My whole life, I was in an art or design environment. Then I met this incredible gentleman, who is my husband now, and he is a medical scientist. For the first time, I was in a very close relationship with someone who doesn't see any of that―but he has brilliant taste, I have to point that out. We spend all our lives to try to create, and when you live in that environment, you are just so focused on it. Then you become aware that for so many people, it doesn't mean anything for them. I sometimes wonder how many guests coming into the hotels really see (the uniforms) because now with social media and Instagram and everything, there is an overload of information. People used to compliment my clothes or my jewelry, and it was, "Oh, my God, this is just so beautiful. I love the fabric." It was very much about an appreciation for the clothes. Today somebody will give me a compliment and say, "Oh, this is a great look. I just saw something like that on Instagram." I actually find it offensive. I mean, where is the person? Clothes are an expression of you. You make your choices based on your taste and who you are and how you live, not to look like another 50 people on Instagram.
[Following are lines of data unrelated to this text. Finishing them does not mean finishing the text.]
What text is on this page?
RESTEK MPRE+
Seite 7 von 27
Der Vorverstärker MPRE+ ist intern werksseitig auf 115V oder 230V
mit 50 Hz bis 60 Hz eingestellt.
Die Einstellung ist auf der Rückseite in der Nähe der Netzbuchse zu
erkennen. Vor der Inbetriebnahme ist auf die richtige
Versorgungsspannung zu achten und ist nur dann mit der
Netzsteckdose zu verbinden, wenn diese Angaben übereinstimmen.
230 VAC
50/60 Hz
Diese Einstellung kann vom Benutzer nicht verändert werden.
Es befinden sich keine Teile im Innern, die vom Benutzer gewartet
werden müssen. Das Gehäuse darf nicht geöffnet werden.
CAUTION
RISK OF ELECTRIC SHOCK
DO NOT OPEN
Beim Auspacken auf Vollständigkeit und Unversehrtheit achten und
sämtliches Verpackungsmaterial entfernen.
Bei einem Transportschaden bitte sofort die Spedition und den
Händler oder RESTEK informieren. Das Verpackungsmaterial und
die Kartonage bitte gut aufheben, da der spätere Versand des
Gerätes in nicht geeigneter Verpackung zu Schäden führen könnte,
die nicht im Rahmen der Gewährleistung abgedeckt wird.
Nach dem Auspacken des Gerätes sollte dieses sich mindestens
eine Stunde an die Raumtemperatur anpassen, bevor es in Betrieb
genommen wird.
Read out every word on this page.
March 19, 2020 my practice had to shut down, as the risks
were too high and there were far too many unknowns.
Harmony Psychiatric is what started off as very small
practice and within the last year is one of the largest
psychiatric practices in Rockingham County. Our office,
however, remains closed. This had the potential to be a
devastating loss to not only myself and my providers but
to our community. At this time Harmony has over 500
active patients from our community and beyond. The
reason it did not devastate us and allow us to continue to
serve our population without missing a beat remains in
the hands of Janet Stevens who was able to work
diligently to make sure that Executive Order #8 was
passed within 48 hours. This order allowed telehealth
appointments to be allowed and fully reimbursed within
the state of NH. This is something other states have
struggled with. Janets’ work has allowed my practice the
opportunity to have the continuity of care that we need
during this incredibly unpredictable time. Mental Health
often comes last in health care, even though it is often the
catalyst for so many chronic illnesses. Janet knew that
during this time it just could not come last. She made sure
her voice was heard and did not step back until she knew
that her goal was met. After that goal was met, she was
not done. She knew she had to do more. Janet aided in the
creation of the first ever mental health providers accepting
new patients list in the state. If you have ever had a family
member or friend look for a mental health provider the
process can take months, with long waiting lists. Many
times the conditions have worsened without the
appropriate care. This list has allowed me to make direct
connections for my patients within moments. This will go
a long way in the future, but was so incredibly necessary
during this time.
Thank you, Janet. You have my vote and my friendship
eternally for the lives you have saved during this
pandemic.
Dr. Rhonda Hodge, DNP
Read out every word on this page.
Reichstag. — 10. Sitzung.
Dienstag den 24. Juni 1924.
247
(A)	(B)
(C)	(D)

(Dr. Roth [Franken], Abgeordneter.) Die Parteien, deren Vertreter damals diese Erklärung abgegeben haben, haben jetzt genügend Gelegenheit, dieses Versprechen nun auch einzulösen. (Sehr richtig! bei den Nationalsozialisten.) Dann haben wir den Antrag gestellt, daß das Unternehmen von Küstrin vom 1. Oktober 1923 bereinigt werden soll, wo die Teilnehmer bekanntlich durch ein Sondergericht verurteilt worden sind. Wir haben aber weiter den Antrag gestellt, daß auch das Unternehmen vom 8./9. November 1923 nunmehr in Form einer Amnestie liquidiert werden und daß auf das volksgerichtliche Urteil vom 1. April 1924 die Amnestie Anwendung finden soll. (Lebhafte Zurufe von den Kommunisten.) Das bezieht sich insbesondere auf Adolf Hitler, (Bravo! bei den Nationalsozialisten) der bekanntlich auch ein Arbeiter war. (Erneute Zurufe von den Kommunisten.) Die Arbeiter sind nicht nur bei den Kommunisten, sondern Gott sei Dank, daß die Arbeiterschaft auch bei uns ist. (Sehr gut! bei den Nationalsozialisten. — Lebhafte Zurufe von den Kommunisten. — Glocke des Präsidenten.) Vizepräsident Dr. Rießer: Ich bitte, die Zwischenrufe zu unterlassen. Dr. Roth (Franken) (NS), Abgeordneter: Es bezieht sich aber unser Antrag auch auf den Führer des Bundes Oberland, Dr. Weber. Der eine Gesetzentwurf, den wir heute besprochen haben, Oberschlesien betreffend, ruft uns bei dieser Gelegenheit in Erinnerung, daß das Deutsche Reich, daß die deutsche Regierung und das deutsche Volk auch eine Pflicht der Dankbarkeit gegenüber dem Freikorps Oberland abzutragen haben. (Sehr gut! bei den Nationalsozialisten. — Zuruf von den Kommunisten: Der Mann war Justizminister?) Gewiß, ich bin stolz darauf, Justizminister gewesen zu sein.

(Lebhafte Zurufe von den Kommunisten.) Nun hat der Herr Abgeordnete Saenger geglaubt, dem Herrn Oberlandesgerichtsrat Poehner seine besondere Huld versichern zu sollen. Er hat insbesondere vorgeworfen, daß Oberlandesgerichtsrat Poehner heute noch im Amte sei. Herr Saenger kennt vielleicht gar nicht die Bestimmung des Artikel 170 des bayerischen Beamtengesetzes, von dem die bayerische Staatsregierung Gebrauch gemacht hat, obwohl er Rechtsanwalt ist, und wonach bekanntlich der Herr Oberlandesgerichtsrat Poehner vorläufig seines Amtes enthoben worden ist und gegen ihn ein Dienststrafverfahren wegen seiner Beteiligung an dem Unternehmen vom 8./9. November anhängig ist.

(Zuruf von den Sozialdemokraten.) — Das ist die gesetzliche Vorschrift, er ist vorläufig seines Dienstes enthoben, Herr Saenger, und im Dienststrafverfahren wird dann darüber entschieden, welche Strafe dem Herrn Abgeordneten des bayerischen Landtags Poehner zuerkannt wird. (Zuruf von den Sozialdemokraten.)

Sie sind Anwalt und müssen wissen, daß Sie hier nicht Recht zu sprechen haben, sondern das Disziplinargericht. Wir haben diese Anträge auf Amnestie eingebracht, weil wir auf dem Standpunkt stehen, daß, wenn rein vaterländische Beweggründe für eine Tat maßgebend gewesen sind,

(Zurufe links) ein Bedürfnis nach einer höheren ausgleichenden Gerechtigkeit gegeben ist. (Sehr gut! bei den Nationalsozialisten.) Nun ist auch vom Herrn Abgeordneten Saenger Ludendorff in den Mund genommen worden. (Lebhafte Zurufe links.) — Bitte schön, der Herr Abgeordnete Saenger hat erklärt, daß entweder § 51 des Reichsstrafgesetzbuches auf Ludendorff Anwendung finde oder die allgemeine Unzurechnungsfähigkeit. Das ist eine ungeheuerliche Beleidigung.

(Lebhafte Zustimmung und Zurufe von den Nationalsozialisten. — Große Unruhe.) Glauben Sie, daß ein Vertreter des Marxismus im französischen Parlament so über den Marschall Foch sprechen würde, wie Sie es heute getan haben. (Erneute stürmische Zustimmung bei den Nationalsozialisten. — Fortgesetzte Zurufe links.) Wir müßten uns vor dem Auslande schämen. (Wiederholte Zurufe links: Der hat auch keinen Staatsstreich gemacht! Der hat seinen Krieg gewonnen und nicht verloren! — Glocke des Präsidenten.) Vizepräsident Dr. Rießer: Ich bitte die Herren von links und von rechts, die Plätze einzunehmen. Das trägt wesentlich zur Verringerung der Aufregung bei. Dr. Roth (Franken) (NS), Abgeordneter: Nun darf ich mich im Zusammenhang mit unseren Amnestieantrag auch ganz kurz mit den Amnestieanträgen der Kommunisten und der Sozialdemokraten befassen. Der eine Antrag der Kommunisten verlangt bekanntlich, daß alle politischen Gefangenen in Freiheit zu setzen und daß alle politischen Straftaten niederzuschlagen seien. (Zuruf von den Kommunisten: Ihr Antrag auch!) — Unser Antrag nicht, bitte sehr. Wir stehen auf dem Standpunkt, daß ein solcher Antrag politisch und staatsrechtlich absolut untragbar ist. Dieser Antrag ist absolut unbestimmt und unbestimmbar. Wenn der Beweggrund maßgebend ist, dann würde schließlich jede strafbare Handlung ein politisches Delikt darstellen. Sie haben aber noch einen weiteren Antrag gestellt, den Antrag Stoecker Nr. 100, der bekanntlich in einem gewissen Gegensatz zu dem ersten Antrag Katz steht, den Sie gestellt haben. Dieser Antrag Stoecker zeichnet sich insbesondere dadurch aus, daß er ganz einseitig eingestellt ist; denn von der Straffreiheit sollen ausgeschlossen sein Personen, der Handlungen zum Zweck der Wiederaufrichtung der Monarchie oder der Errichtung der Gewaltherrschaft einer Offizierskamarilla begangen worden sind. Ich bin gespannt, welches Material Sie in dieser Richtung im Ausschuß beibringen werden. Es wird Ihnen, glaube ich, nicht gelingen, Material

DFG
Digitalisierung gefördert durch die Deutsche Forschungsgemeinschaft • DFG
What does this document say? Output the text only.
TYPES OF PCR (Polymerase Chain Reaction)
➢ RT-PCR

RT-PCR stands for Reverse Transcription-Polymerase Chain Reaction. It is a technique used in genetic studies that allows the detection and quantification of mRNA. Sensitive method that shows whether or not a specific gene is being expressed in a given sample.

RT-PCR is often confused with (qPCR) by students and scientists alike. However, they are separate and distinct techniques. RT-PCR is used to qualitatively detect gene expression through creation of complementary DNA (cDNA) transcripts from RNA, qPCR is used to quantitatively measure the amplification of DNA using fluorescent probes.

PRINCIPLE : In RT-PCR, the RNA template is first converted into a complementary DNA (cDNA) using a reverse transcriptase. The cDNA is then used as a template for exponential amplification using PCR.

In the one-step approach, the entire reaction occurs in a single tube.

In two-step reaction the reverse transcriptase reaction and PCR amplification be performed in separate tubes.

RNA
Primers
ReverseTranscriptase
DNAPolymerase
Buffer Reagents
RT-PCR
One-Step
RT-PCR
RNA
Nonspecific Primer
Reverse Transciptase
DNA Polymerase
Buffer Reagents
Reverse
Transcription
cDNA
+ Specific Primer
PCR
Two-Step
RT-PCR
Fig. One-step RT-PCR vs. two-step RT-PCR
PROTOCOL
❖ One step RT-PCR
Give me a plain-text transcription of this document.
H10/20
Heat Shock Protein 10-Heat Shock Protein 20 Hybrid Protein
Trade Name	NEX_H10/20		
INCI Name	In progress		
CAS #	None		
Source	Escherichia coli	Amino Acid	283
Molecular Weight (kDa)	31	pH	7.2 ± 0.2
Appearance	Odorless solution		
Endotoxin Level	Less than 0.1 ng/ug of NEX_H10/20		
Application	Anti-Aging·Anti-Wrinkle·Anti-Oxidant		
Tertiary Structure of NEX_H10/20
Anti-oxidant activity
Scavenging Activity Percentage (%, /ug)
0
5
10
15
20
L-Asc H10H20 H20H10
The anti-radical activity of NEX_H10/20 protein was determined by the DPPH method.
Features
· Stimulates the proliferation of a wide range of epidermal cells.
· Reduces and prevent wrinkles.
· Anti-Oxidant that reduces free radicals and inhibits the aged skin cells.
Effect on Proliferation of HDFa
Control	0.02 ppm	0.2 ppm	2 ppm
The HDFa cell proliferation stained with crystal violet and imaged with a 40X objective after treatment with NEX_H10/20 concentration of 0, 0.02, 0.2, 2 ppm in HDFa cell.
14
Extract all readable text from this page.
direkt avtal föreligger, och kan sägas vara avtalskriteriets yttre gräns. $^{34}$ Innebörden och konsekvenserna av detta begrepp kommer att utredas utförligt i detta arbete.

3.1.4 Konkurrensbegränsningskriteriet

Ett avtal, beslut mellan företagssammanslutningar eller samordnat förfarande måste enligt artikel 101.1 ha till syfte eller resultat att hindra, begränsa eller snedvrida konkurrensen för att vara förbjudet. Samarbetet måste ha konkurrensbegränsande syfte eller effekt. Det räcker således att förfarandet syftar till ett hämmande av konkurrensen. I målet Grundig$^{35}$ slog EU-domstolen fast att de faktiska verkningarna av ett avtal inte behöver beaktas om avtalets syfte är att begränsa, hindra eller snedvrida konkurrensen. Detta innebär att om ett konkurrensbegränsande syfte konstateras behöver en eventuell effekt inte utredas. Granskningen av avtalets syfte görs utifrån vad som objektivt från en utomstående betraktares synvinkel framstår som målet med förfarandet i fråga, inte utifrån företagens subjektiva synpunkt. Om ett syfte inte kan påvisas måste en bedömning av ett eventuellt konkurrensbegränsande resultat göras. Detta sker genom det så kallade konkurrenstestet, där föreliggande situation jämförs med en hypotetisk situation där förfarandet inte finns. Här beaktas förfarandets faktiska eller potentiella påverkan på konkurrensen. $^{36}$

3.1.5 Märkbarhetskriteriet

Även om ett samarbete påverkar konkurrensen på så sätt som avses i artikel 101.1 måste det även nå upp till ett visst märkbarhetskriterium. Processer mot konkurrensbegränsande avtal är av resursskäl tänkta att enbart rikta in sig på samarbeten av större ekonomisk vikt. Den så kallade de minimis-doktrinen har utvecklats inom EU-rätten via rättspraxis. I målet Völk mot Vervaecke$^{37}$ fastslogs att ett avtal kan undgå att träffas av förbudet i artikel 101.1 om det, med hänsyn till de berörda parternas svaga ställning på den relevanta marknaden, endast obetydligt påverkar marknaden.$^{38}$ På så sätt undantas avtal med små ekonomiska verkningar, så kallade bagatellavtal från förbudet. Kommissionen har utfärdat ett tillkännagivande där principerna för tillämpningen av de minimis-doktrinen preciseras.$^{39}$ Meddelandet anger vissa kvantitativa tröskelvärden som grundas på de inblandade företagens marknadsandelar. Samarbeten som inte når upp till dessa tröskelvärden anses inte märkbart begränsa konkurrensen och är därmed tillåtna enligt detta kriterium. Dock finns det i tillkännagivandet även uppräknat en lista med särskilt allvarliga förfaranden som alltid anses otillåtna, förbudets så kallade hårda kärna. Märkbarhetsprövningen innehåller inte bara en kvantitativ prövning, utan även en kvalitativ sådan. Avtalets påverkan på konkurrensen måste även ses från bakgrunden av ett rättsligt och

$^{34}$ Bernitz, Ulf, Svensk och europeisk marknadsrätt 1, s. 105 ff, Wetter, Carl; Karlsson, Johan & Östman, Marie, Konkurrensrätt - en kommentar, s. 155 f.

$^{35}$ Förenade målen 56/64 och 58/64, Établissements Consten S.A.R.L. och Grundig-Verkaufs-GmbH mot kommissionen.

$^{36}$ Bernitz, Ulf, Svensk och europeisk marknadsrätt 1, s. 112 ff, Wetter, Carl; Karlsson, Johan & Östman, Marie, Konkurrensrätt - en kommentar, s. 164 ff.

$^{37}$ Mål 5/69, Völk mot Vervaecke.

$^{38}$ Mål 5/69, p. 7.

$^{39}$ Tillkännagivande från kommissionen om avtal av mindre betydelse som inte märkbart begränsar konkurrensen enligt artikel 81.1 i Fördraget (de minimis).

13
After our conversation at the Mart, Katerina and I walk down Wacker Drive toward Michigan Avenue, along the Chicago River. We're headed to One Illinois Center to visit the Chicago Architecture Center. Along the way we pass the red-brick Encyclopaedia Brittanica headquarters with its turreted clock tower; the Marina City honeycombs; a blacked-out IBM tower that stands distant and remote on its plinth like a Doctor Who nightmare machine on twiggy legs; the languid, rounding facade of the Seventeenth Church of Christ Scientist; the London Guarantee Building and its frontside that bends inward, away from the river, cupped like a hand around an ear turned towards the Mag Mile; and directly across the river, sadly, that monstrous carbuncle of parvenu excess.
As we walk, Katerina talks about her admiration for Modernist architecture, particularly Bauhaus, and its ability to combine beauty and practicality into "good aesthetics for everyone." This idea―inclusive beauty―is key for Katerina. "Things need to be beautiful," she says. "There is no excuse for ugliness in life. Companies like Ikea and Target did a great job in making good design accessible for all. For ages, beauty was really made for rich people. It was a status symbol to have beautiful things. Everybody deserves to be surrounded by beauty―functional, beautiful things."